In other words, a standard-layout struct a containing at least two members x, y of the same (standard-layout) type that does not respect the identity &a.y == &a.x + 1 is in violation of 1.8:4.
Note that alignment is defined as (3.11 Alignment [basic.align]) the number of bytes between successive addresses at which a given object can be allocated; it follows that alignment of a type T can be no greater than the distance between adjacent objects in an array of T, and (since 5.3.3 Sizeof [expr.sizeof] specifies that the size of an array of n elements is n times the size of an element) alignof(T) can be no greater than sizeof(T). Thus any additional padding between adjacent elements of a struct of the same type would not be required by alignment and so would not be countenanced by 9.2:14.
With regard to AProgrammer's point, I would interpret the language in 26.4 Complex numbers [complex.numbers] as requiring that the instantiations of std::complex<T> should behave as standard-layout types with regard to the position of their members, without being required to conform to all the requirements of standard-layout types.

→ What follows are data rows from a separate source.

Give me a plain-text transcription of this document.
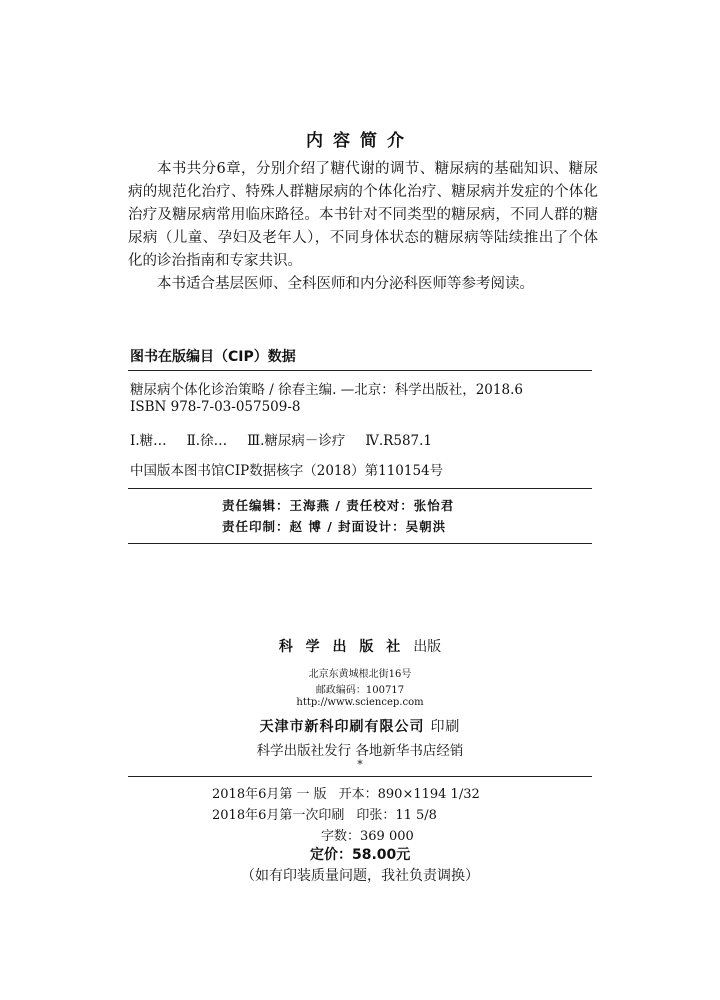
内容简介

本书共分6章，分别介绍了糖代谢的调节、糖尿病的基础知识、糖尿病的规范化治疗、特殊人群糖尿病的个体化治疗、糖尿病并发症的个体化治疗及糖尿病常用临床路径。本书针对不同类型的糖尿病，不同人群的糖尿病（儿童、孕妇及老年人），不同身体状态的糖尿病等陆续推出了个体化的诊治指南和专家共识。

本书适合基层医师、全科医师和内分泌科医师等参考阅读。

图书在版编目（CIP）数据
糖尿病个体化诊治策略 / 徐春主编. —北京：科学出版社，2018.6
ISBN 978-7-03-057509-8
Ⅰ.糖… Ⅱ.徐… Ⅲ.糖尿病－诊疗 Ⅳ.R587.1
中国版本图书馆CIP数据核字（2018）第110154号
责任编辑：王海燕 / 责任校对：张怡君
责任印制：赵 博 / 封面设计：吴朝洪
科 学 出 版 社 出版
北京东黄城根北街16号
邮政编码：100717
http://www.sciencep.com
天津市新科印刷有限公司 印刷
科学出版社发行 各地新华书店经销
*
2018年6月第 一 版 开本：890×1194 1/32
2018年6月第一次印刷 印张：11 5/8
字数：369 000
定价：58.00元
（如有印装质量问题，我社负责调换）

The behavior there is almost certainly compiler-, architecture-, and ABI-dependent. However, if you're using gcc, you can make use of __attribute__((packed)) to force the compiler to pack struct members one after the other, without any padding. With that, the memory layout should match that of a flat array.

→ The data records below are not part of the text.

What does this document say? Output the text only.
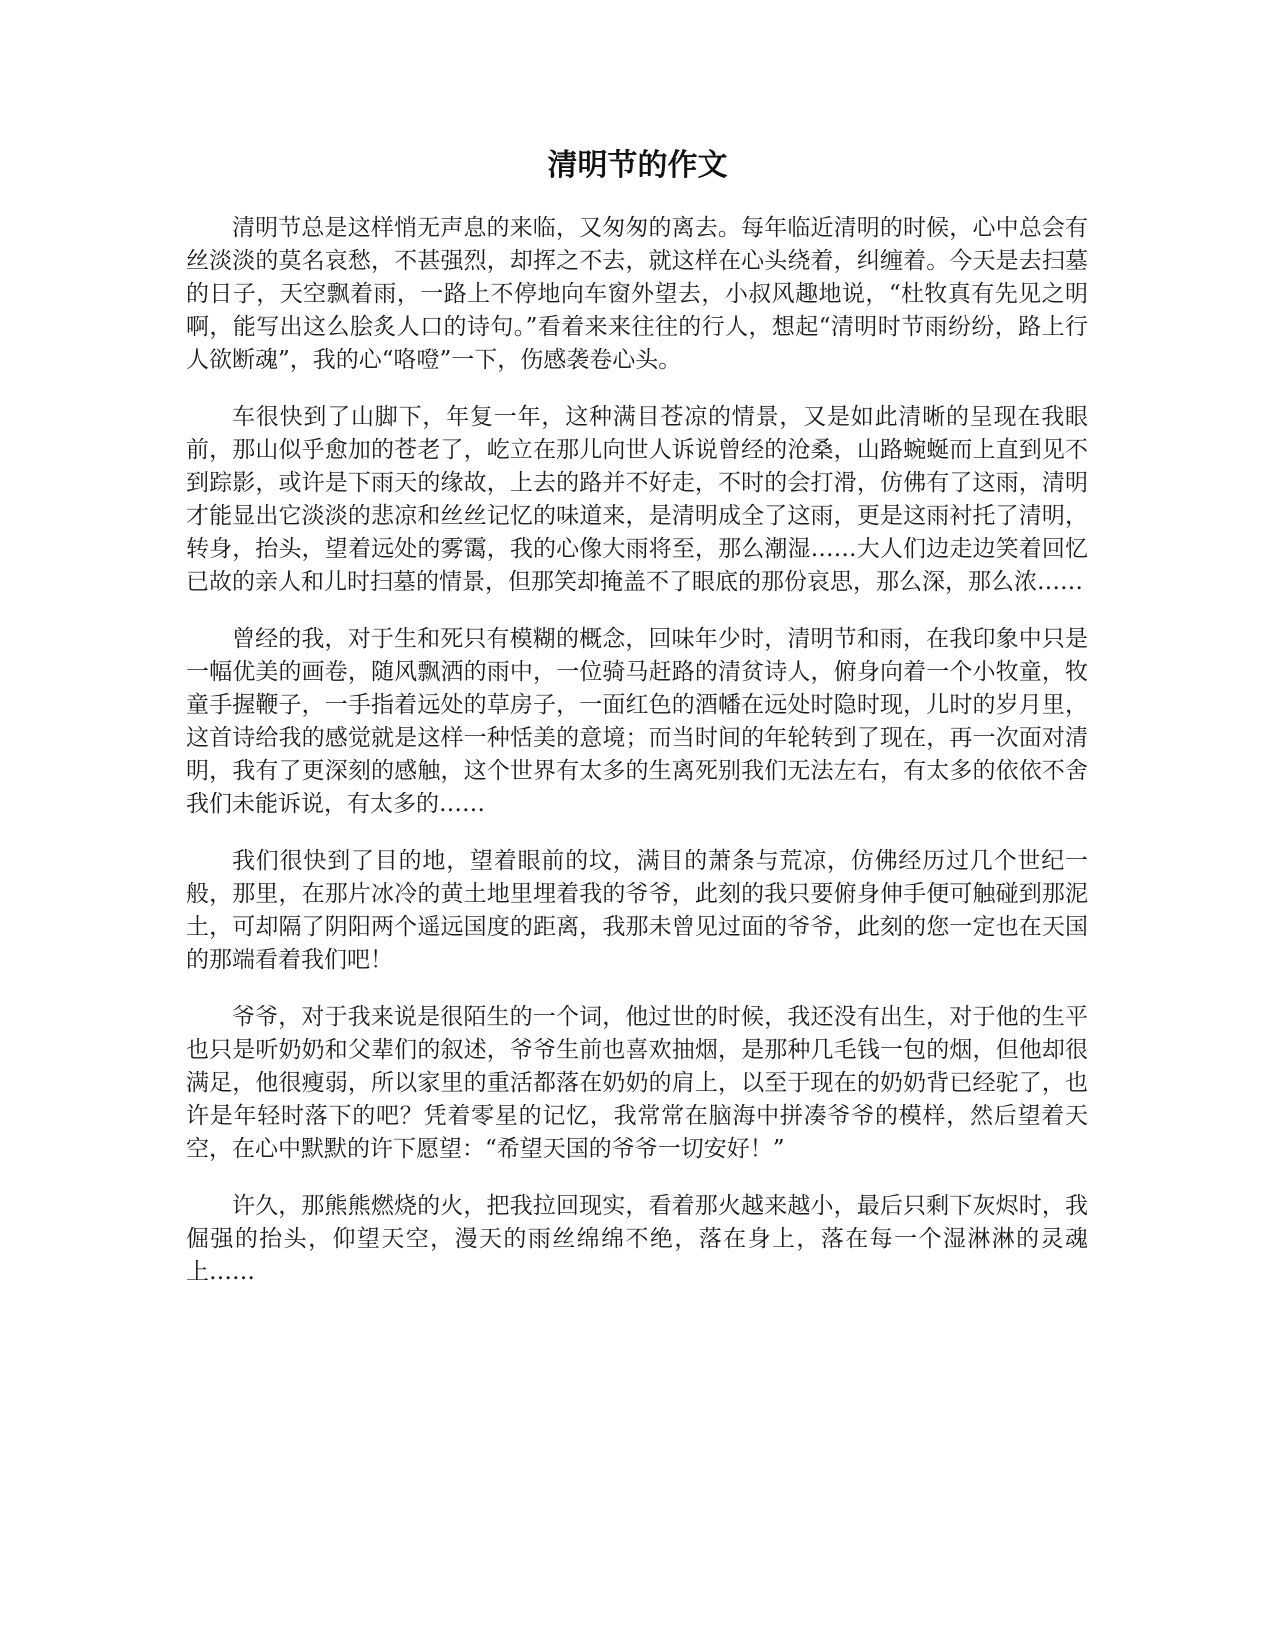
清明节的作文

清明节总是这样悄无声息的来临，又匆匆的离去。每年临近清明的时候，心中总会有丝淡淡的莫名哀愁，不甚强烈，却挥之不去，就这样在心头绕着，纠缠着。今天是去扫墓的日子，天空飘着雨，一路上不停地向车窗外望去，小叔风趣地说，“杜牧真有先见之明啊，能写出这么脍炙人口的诗句。”看着来来往往的行人，想起“清明时节雨纷纷，路上行人欲断魂”，我的心“咯噔”一下，伤感袭卷心头。

车很快到了山脚下，年复一年，这种满目苍凉的情景，又是如此清晰的呈现在我眼前，那山似乎愈加的苍老了，屹立在那儿向世人诉说曾经的沧桑，山路蜿蜒而上直到见不到踪影，或许是下雨天的缘故，上去的路并不好走，不时的会打滑，仿佛有了这雨，清明才能显出它淡淡的悲凉和丝丝记忆的味道来，是清明成全了这雨，更是这雨衬托了清明，转身，抬头，望着远处的雾霭，我的心像大雨将至，那么潮湿……大人们边走边笑着回忆已故的亲人和儿时扫墓的情景，但那笑却掩盖不了眼底的那份哀思，那么深，那么浓……

曾经的我，对于生和死只有模糊的概念，回味年少时，清明节和雨，在我印象中只是一幅优美的画卷，随风飘洒的雨中，一位骑马赶路的清贫诗人，俯身向着一个小牧童，牧童手握鞭子，一手指着远处的草房子，一面红色的酒幡在远处时隐时现，儿时的岁月里，这首诗给我的感觉就是这样一种恬美的意境；而当时间的年轮转到了现在，再一次面对清明，我有了更深刻的感触，这个世界有太多的生离死别我们无法左右，有太多的依依不舍我们未能诉说，有太多的……

我们很快到了目的地，望着眼前的坟，满目的萧条与荒凉，仿佛经历过几个世纪一般，那里，在那片冰冷的黄土地里埋着我的爷爷，此刻的我只要俯身伸手便可触碰到那泥土，可却隔了阴阳两个遥远国度的距离，我那未曾见过面的爷爷，此刻的您一定也在天国的那端看着我们吧！

爷爷，对于我来说是很陌生的一个词，他过世的时候，我还没有出生，对于他的生平也只是听奶奶和父辈们的叙述，爷爷生前也喜欢抽烟，是那种几毛钱一包的烟，但他却很满足，他很瘦弱，所以家里的重活都落在奶奶的肩上，以至于现在的奶奶背已经驼了，也许是年轻时落下的吧？凭着零星的记忆，我常常在脑海中拼凑爷爷的模样，然后望着天空，在心中默默的许下愿望：“希望天国的爷爷一切安好！”

许久，那熊熊燃烧的火，把我拉回现实，看着那火越来越小，最后只剩下灰烬时，我倔强的抬头，仰望天空，漫天的雨丝绵绵不绝，落在身上，落在每一个湿淋淋的灵魂上……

I've found nothing which guarantee it is valid when I searched some time ago, and I've found explicit guarantee for the case of std::complex<> in C++ which could have been formulated more easily if it was more generally true, so I doubt I missed something in my search (but absence of proof is hardly a proof of absence and the standard is sometimes obscure in its formulation).
A typical alignment of C structs guarantees that the data structure members in the struct will be stored sequentially which is the same as a C array. So order cannot be a problem.
As it comes to alignment, since you have only one data type(int), though the compiler is eligible to do so, there is no scenario it would be necessary to add padding to align your data members. The compiler can add padding before the beginning of the struct, but it cannot add padding at the beginning of the data structure. So if the compiler were to add padding in your situation,
Instead of this:
[4Byte int][4Byte int][4Byte int]...[4Byte int]
Your data structure would have to be stored like this:
[4Byte Data][4Byte Padding][4Byte Data]... which is unreasonable.
Overall, I think this cast should work with no problems in your situation, though I think it is bad practice to use it.